In the XIXth century Russia had no the nickel industry and imports nickel from abroad. This industry was created in the former USSR only in the XXth century. The first nickel producing plant started its work at Ural in 1934.

Metal nickel has silvery color with a yellowish shade, it is very hard, well polished, drawn by a magnet. It is characterized by high corrosion resistance - is resistant in an atmosphere, in water, in alkalis and a number of acids. Nickel is actively dissolved in nitric acid. Chemical stability of nickel is presupposed by it's ability to "passivating" – i.e., forming the oxide films on a surface, which have a strong protective action.

The main part of nickel is used in manufacture of various alloys with iron, copper, zinc and other metals. The additive of nickel to steel raises its viscosity and corrosion resistance. Nickel-based alloys can be divided into heat resistant alloys, magnetic alloys and alloys with special properties. Heat resistant nickel alloys are used in modern turbines and jet engines where the temperature achieves 850-900 °C. Alloys on the basis of iron do not withstand such temperatures. The major heat resistant alloys are nimonic, inconel, etc. Their structure consists of over 60 % of nickel, 15-20 % chromium and 20-25% of some other metals. The ceramic-metal heat resistant alloys containing nickel as binding metal are also produced. These alloys can withstand heating up to 1100° C. Alloys of nimonic type are widely applied for manufacturing elements of electrical heating devices, elementary of which contain 80 of nickel and 20 % of chromium.

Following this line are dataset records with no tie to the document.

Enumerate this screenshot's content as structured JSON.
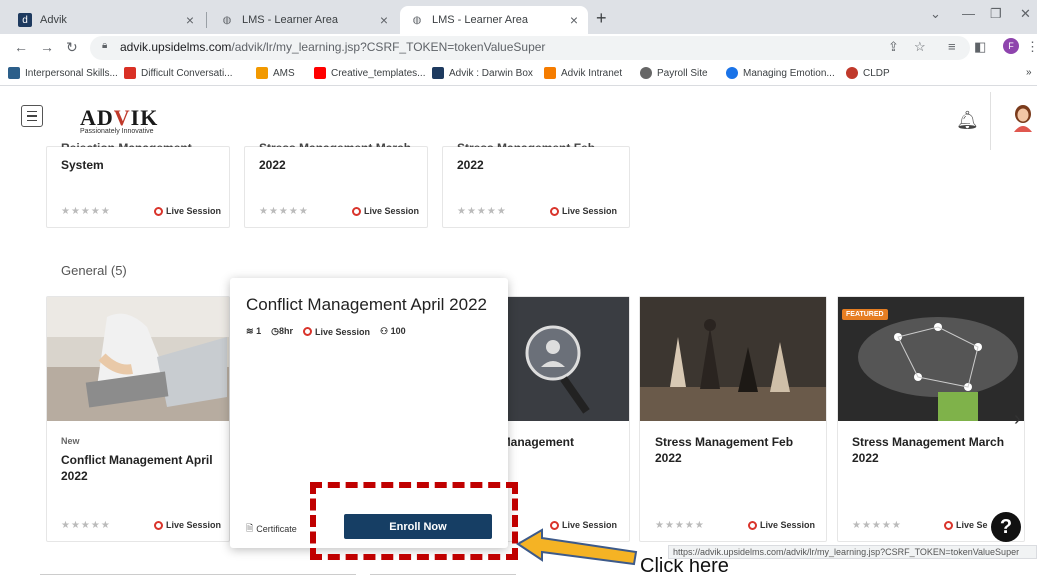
{
  "browser": {
    "tabs": [
      {
        "title": "Advik"
      },
      {
        "title": "LMS - Learner Area"
      },
      {
        "title": "LMS - Learner Area"
      }
    ],
    "url_host": "advik.upsidelms.com",
    "url_path": "/advik/lr/my_learning.jsp?CSRF_TOKEN=tokenValueSuper",
    "profile_initial": "F",
    "bookmarks": [
      "Interpersonal Skills...",
      "Difficult Conversati...",
      "AMS",
      "Creative_templates...",
      "Advik : Darwin Box",
      "Advik Intranet",
      "Payroll Site",
      "Managing Emotion...",
      "CLDP"
    ],
    "bookmark_overflow": "»",
    "status_url": "https://advik.upsidelms.com/advik/lr/my_learning.jsp?CSRF_TOKEN=tokenValueSuper"
  },
  "header": {
    "logo_pre": "AD",
    "logo_mid": "V",
    "logo_post": "IK",
    "tagline": "Passionately Innovative"
  },
  "top_row": [
    {
      "title_cut": "Rejection Management",
      "title": "System",
      "live": "Live Session"
    },
    {
      "title_cut": "Stress Management March",
      "title": "2022",
      "live": "Live Session"
    },
    {
      "title_cut": "Stress Management Feb",
      "title": "2022",
      "live": "Live Session"
    }
  ],
  "section": {
    "title": "General (5)"
  },
  "general_cards": [
    {
      "badge": "New",
      "title": "Conflict Management April 2022",
      "live": "Live Session"
    },
    {
      "title": "n Management",
      "live": "Live Session"
    },
    {
      "title": "Stress Management Feb 2022",
      "live": "Live Session"
    },
    {
      "featured": "FEATURED",
      "title": "Stress Management March 2022",
      "live": "Live Se"
    }
  ],
  "hover_card": {
    "title": "Conflict Management April 2022",
    "modules": "1",
    "duration": "8hr",
    "type": "Live Session",
    "enrolled": "100",
    "certificate": "Certificate",
    "enroll_label": "Enroll Now"
  },
  "annotation": {
    "text": "Click here"
  },
  "stars": "★★★★★",
  "help": "?"
}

Nickel alloys with special properties include nickeline, constantan, invar, platinite. Nickeline and constantan are also the alloys of nickel with copper. They have high electric resistance which almost does not vary with temperature changes, and are used in the electric equipment. Invar (the alloy of 36 % of nickel and 64 % of iron) practically does not extend at heating up to 100 °C and applies in an electric and radio engineering and in chemical mechanical engineering. The alloy of nickel with iron - platinite - has the same coefficient of expansion as that for the glass and it is used for soldering the metal lead-in contacts into glass.

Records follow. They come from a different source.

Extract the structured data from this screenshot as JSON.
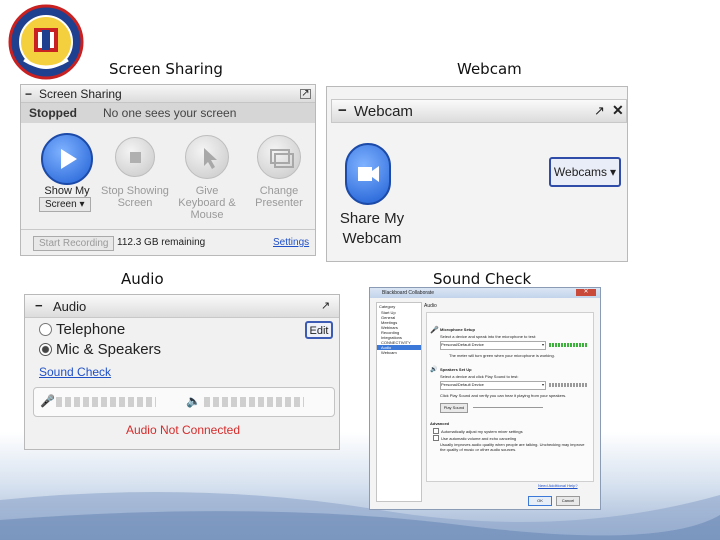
{
  "captions": {
    "screen_sharing": "Screen Sharing",
    "webcam": "Webcam",
    "audio": "Audio",
    "sound_check": "Sound Check"
  },
  "screen_sharing": {
    "title": "Screen Sharing",
    "status": "Stopped",
    "status_message": "No one sees your screen",
    "buttons": {
      "show_my": "Show My",
      "screen_dropdown": "Screen",
      "stop_showing": "Stop Showing Screen",
      "give_control": "Give Keyboard & Mouse",
      "change_presenter": "Change Presenter"
    },
    "start_recording": "Start Recording",
    "remaining": "112.3 GB remaining",
    "settings": "Settings"
  },
  "webcam": {
    "title": "Webcam",
    "share_label": "Share My Webcam",
    "dropdown": "Webcams"
  },
  "audio": {
    "title": "Audio",
    "edit": "Edit",
    "options": [
      "Telephone",
      "Mic & Speakers"
    ],
    "selected": "Mic & Speakers",
    "sound_check": "Sound Check",
    "status": "Audio Not Connected"
  },
  "sound_check": {
    "window_title": "Blackboard Collaborate",
    "category_header": "Category",
    "categories": [
      "Start Up",
      "General",
      "Meetings",
      "Webinars",
      "Recording",
      "Integrations",
      "CONNECTIVITY",
      "Audio",
      "Webcam"
    ],
    "selected_category": "Audio",
    "panel_title": "Audio",
    "mic_header": "Microphone Setup",
    "mic_instruction": "Select a device and speak into the microphone to test:",
    "mic_device": "Personal/Default Device",
    "mic_note": "The meter will turn green when your microphone is working.",
    "speaker_header": "Speakers Set Up",
    "speaker_instruction": "Select a device and click Play Sound to test:",
    "speaker_device": "Personal/Default Device",
    "speaker_note": "Click Play Sound and verify you can hear it playing from your speakers.",
    "play_sound": "Play Sound",
    "advanced_header": "Advanced",
    "advanced_options": [
      "Automatically adjust my system mixer settings",
      "Use automatic volume and echo canceling"
    ],
    "advanced_note": "Usually improves audio quality when people are talking. Unchecking may improve the quality of music or other audio sources.",
    "need_help": "Need Additional Help?",
    "ok": "OK",
    "cancel": "Cancel"
  }
}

Rather small amounts of nickel are spent for plating of other metals. Finely crashed nickel is applied as the catalyst in many chemical processes. Pure nickel is used for the production of laboratory utensils.

Nickel plating - a covering of metal products with a layer of nickel approximately 20-30 micron thickness for protection from corrosion and in the decorative purposes. Nickel is widely applied for protection and decorative processing of automobile parts, bicycle components, various devices, surgical tools etc.

Nickeline - the alloy of copper with nickel (25-35% Ni), contains additions of manganese, iron, zinc. It is characterized by the high electric resistance and is applied for manufacture of rheostats and other electric devices.